Recently I was asked by the University Of Sydney Business School to talk to an MBA class about “Creating a Sales Culture”. First of all I must say I’m always happy to take these kind of opportunities because you can learn so much from a class such as this, as much from them as they from you in fact. Their insight and response and questions are always very refreshing.
Within my own company we didn’t formally think about our Sales Culture until we began to expand inter-state. That isn’t to say there was no culture previously of course, we just hadn’t taken the time to define it. We hadn’t considered it cognitively.
But when we started opening new offices, we realised that while culture may breed by osmosis within one physical location, it didn’t travel well across geographies without some sort of definition. So at that stage we sat down to try and articulate what our culture had become and what we stood for as a company. Quite surprisingly, it has been one of the most important strategies we’ve put in place and the results of which to this day are palpable from the minute you step inside our offices. We call it the “X-Factor” and we have found it to be very powerful as it has become ever-present in everything we do as an organisation.
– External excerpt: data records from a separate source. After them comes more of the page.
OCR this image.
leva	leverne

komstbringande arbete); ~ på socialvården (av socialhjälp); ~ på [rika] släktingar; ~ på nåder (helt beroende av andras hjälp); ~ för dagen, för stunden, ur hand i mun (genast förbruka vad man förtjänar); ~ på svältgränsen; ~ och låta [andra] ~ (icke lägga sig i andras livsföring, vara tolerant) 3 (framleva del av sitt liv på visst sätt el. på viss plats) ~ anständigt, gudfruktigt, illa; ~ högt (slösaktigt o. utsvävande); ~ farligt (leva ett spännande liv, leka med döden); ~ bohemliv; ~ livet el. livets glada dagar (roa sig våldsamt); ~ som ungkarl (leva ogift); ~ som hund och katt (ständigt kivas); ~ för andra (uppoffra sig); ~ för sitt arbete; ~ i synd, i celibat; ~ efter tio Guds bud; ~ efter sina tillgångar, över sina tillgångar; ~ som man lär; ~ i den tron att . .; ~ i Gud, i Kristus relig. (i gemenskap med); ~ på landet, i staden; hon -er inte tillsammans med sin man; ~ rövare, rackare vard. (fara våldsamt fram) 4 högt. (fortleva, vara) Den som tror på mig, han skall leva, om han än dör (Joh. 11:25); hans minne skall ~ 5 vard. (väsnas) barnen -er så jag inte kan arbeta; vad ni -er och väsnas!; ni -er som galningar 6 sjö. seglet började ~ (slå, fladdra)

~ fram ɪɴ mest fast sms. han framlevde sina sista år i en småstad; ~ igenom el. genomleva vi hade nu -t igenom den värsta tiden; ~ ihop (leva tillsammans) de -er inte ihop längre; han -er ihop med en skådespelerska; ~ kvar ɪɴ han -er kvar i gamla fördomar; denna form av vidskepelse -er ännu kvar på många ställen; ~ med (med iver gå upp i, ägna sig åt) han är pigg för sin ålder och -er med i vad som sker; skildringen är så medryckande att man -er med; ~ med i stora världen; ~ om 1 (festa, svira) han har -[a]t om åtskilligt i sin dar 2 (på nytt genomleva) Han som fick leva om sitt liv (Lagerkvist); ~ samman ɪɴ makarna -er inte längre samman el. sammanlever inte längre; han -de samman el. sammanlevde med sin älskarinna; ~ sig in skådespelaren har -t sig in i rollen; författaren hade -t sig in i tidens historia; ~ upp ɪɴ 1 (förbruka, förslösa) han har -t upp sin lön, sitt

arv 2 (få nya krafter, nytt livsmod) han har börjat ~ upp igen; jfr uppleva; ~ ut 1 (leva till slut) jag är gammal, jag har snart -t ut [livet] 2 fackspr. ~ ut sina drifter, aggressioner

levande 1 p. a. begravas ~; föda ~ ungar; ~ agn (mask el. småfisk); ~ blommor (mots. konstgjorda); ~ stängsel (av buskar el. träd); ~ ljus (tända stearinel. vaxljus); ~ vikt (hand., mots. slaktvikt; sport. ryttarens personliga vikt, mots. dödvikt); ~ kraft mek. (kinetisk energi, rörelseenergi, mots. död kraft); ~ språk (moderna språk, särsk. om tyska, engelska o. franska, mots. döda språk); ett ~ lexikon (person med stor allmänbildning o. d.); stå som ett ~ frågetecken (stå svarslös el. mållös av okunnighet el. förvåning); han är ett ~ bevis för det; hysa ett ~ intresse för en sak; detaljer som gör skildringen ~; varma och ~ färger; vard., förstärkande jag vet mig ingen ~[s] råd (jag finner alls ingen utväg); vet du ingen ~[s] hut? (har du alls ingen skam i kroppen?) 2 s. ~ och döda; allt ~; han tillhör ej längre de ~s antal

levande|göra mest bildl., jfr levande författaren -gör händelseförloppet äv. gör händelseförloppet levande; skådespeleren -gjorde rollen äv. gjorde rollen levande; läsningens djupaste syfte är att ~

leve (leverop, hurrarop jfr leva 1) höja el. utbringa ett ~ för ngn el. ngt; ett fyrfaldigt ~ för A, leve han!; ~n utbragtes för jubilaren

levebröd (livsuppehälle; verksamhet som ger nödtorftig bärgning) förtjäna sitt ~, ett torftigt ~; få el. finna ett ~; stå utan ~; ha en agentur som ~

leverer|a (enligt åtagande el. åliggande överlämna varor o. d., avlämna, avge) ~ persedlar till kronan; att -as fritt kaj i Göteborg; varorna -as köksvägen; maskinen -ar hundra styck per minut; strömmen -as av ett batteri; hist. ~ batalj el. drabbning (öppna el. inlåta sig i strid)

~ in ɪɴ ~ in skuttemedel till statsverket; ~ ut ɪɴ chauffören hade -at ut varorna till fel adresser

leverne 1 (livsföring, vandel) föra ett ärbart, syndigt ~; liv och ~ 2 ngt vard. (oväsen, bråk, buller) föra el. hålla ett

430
Every organisation has a Culture. The class asked me to define a Sales Culture, and I did so by talking about it as the reflection of what an organisation wants to be, how it wants to be perceived and most importantly, how it wants to be considered different from others. We defined our Sales Culture through a series of Core Values such as “Good enough is not enough,” “Listen before talking” and “Always seek to delight our customers.”
Values are powerful because they are a helpful starting point for new staff, they help gu ide the ongoing management of people and instinctively frame the way you go-to-market. A set of Values ensures a consistency in engagement with stakeholders and sets the roadmap for the journey your customers take with you. For that very reason, an organisation’s Sales Culture is about more than just the Sales team and must extend across the organisation – to marketing and customer service for instance – even (perhaps especially) to reception!
My final message to the MBA class is perhaps the most enduring lesson I have taken from this journey. Culture is reflected in stories about the organisation, its events…its heritage; and the easiest way to demonstrate it is for business leaders to walk the Values walk themselves. This, I have learned, is central to what business leadership is about. I am hoping the business leadership of tomorrow embraces this because it has certainly been an epiphany for me.